La
religion néo-libérale.
On
peine à comprendre les raisons pour lesquelles le gouvernement
s’obstine à vouloir faire passer en force son projet de CPE, au
risque d’amplifier le mécontentement et de créer les conditions
d’une vaste mobilisation. Du moins tant qu’on ne lui prête que
des raisons ‘rationnelles’.
Considérons
son argument clé : le CPE créera des emplois en facilitant les
conditions d’embauche et de licenciement. Tout le monde sait que
c’est la reprise d’une vielle antienne du patronat, selon
laquelle les rigidités légales engendrées par le code du travail
compteraient parmi les principales causes de la persistance du
chômage en France. Il y a une vingtaine d’années, Yvon Gattaz,
alors président du CNPF, avait réclamé à cors et à cris la
suppression de l’autorisation administrative de licenciement,
chiffrant à 473 000 (ni plus ni moins !) le nombre de créations
d’emplois qui en résulteraient.
Revenu
aux affaires en 1986, le gouvernement Chirac lui avait donné
satisfaction. Avec l’effet bénéfique que l’on sait sur la
baisse du chômage…
S’agit-il
alors seulement d’ouvrir une brèche supplémentaire dans le code
du travail, pour déséquilibrer davantage le rapport de forces entre
patrons et salariés ? On sait que le patronat rêve de démanteler
ce code. Le baron de Seillières en avait fait l’objectif
prioritaire de sa «refondation sociale» ; et celle qui lui
succède, Laurence Parizot, vient de déclarer que «la liberté
s’arrête là oùcommence le droit du travail» ! Elle
entendait parler de la liberté d’exploiter le travail d’autrui,
la seule qui l’intéresse, à n’en pas douter. Mais à qui
fera-t-on croire que cette liberté est aujourd’hui entravée en
France par le code du travail ? Avec ou sans CPE, la jeunesse de ce
pays connaît déjà le chômage et la précarité comme passage
obligé de son entrée dans la vie, quand ce n’est pas tout
simplement son état définitif.
Alors,
pourquoi cet acharnement ? C’est que ce dernier témoigne de la foi
des patrons et du gouvernement dans ce dogme néo-libéral qui
proclame que tout marché tend spontanément à l’équilibre entre
offre et demande pour peu que rien ne vienne fausser
la
libre concurrence entre acheteurs comme celle entre vendeurs, ni la
négociation entre les uns et les autres. Ainsi en irait-il tout
particulièrement du marché du travail: le chômeur y disparaîtrait
s’il était livré à une «concurrence libre et non faussée»

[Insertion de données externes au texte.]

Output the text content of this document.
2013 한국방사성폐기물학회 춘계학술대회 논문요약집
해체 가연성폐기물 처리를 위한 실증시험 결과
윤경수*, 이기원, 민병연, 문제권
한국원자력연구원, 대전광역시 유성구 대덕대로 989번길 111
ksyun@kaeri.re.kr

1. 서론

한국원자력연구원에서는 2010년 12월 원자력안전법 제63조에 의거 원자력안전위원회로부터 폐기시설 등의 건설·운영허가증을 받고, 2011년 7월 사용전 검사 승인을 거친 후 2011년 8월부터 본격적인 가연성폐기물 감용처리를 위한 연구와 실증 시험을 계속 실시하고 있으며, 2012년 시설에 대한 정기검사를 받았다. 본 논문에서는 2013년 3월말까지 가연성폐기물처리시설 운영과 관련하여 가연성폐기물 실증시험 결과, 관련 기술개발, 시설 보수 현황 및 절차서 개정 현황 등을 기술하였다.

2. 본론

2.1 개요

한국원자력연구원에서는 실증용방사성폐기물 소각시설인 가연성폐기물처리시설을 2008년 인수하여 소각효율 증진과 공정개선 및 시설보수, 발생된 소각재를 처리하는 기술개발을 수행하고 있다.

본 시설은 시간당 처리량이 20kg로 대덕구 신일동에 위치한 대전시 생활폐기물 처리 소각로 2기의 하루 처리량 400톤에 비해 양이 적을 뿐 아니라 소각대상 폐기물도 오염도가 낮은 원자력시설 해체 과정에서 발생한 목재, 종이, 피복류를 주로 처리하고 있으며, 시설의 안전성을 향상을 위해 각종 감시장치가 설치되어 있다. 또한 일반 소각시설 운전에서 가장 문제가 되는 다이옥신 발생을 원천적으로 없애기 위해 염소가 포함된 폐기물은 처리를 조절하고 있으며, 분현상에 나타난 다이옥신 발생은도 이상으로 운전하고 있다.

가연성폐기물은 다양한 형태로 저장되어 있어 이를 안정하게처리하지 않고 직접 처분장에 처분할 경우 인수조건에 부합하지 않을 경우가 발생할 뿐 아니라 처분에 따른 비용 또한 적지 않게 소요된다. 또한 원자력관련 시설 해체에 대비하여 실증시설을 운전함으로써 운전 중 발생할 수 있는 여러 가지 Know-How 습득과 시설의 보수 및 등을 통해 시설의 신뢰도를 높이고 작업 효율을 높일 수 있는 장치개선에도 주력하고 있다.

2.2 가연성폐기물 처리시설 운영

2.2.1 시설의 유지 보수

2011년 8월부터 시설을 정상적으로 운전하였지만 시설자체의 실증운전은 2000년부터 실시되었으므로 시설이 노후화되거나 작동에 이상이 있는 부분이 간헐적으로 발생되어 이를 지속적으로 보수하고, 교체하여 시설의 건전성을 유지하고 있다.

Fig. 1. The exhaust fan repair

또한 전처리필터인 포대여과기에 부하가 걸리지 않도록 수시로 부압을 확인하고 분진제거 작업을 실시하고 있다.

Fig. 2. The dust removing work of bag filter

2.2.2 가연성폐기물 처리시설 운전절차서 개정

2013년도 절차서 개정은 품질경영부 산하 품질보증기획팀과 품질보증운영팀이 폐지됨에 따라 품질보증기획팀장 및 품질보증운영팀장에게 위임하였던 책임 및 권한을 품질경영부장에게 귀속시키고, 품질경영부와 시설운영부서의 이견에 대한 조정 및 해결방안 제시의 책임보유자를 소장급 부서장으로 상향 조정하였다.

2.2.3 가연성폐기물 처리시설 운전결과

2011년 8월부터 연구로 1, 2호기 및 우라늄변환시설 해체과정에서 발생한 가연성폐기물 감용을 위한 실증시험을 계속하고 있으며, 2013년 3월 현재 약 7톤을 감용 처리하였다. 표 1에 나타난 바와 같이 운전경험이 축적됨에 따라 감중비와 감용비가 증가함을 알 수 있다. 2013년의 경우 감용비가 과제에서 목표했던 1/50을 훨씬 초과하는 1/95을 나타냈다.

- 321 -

par les absurdes règles du droit du travail !.. Que pareil dogme ait
été mille fois déjà démenti par les faits n’a pas plus
d’impacts sur les théoriciens et les praticiens du néo-libéralisme
que la gynécologie ne peut en avoir auprès des partisans du dogme
de l’Immaculée Conception !
Bref
on gagnerait beaucoup à intégrer à nos analyses cette idée: nos
gouvernants sont de grands croyants et de fervents pratiquants de la
religion du marché (en fait, celle du capital) qui n’ont rien à
envier du point de vue du dogmatisme et du fanatisme aux
fondamentalistes de tout poils. Avec cette différence essentielle
cependant: c’est que leur Dieu, le Capital, est susceptible de
commettre bien plus de ravages sur cette planète que Jehova, la
Trinité, Allah, Krishna et Bouddha réunis.